Our method of evaluating quality is not super systematic right now. For this competitive landscape task, we have a "test suite" of ~10 companies and for each we have a sort of "must-include", "should-include", "could-include" set of competitors that should be surfaced. We run these through our tool and others and look at precision and recall on the competitor sets.
In terms of errors, right now our results are a little noisy, since we're biased towards being exhaustive vs selective. There are obviously irrelevant companies in the results that no human would have ever included. Our users can fairly easily filter these out by reading the one sentence overviews of the companies but it's still not a great UX. Actively working on this.
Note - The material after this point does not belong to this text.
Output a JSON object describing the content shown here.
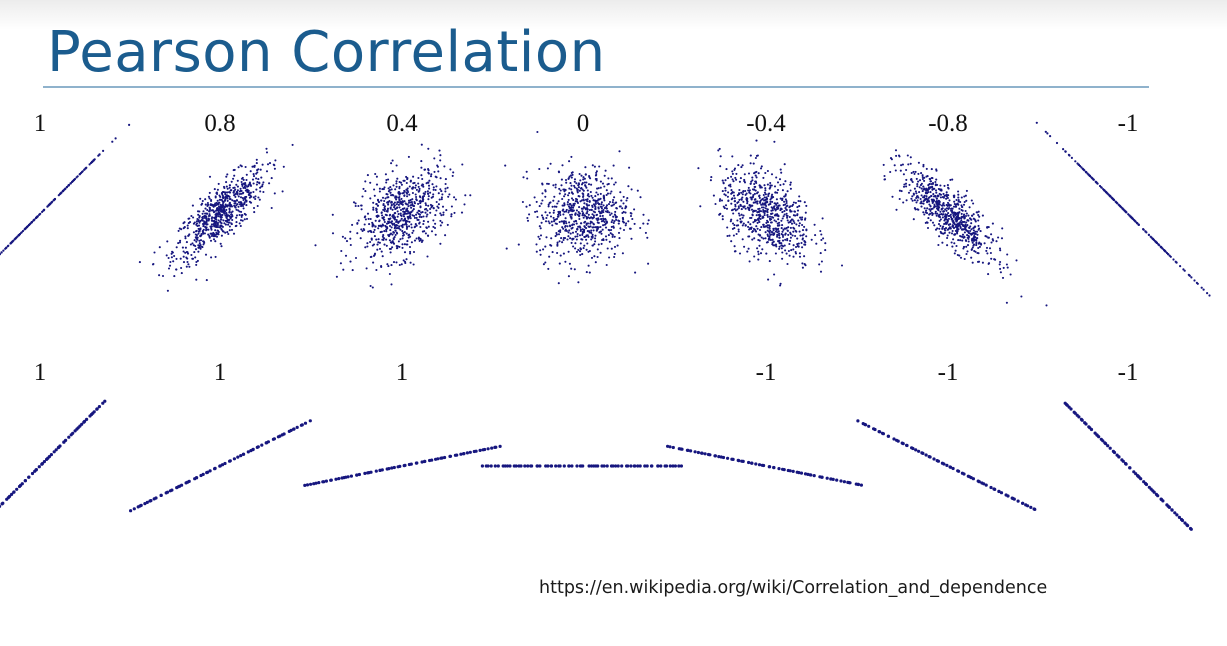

I wonder if it's more about convincing yourself that it faithfully follows the same workflow an analyst would follow. It's always possible to miss stuff, so the best a person or a machine can do is be demonstrably methodical, it sounds like... and that is easier to test. Unless there is really some magic tacit step that human analyst perform to get better answers.
Hahaha that reminds me of Erlich tripping in the desert trying to come up with one-liners for Pied Piper. Yeah definitely know our results are not perfect. We're going for being as exhaustive as possible right now so results can be noisy. And yes, slide generation is on the very near-term (next few days) roadmap :)